[83814] in North American Network Operators' Group
Re: ISP's In Uproar Over Verizon-MCI Merger
daemon@ATHENA.MIT.EDU (Iljitsch van Beijnum)
Fri Aug 26 06:06:59 2005
In-Reply-To: <20050825215137.28298.qmail@xuxa.iecc.com>
Cc: NANOG list <nanog@nanog.org>
From: Iljitsch van Beijnum <iljitsch@muada.com>
Date: Fri, 26 Aug 2005 12:02:40 +0200
To: John Levine <johnl@iecc.com>
Errors-To: owner-nanog@merit.edu
On 25-aug-2005, at 23:51, John Levine wrote:
> and as people have
> noted, the US is unusual both in being large and spread out. Canada,
> for example, has a gargantuan area, but just about everyone lives in
> the 100 mile wide strip along the southern border and everyone else
> lives in a few cities like Calgary.
Not exactly.
If you look at the US population density charts you see that the
density goes down almost as a direct function of how far west you
are.
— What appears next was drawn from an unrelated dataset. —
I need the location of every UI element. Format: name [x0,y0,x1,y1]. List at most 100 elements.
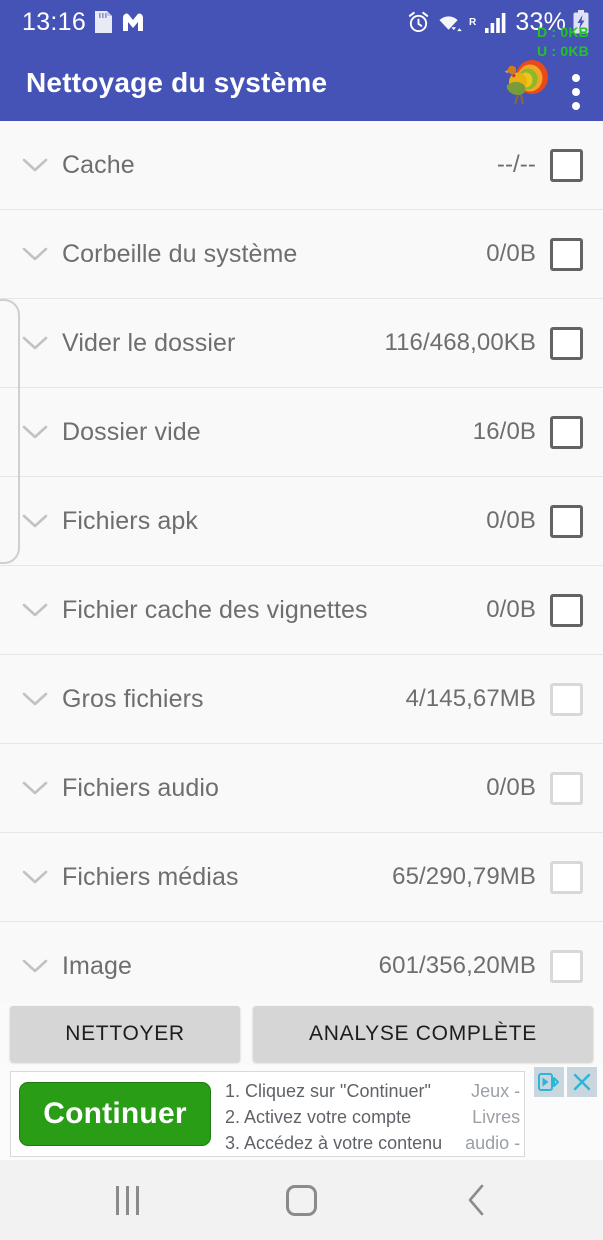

West of Dallas the country is pretty much empty. (There are a
few high density pockets on the west coast, but even most of
California is largely uninhabited.) The north-east is just as densely
populated as countries such as Germany and Italy, the mid-west is
similar to France and Spain.
But what matters much more than the average number of people per
square (insert your favorite unit of length measurement) per region/
province/state/country is how close people live together. If there
are 400 people in a 3218x3218 meter area (hey, that's four square
miles!) it makes a big difference whether they all sit in a big
apartment building right in the middle, or they all have their own
house in the middle of a 150x150m (500x500ft) property.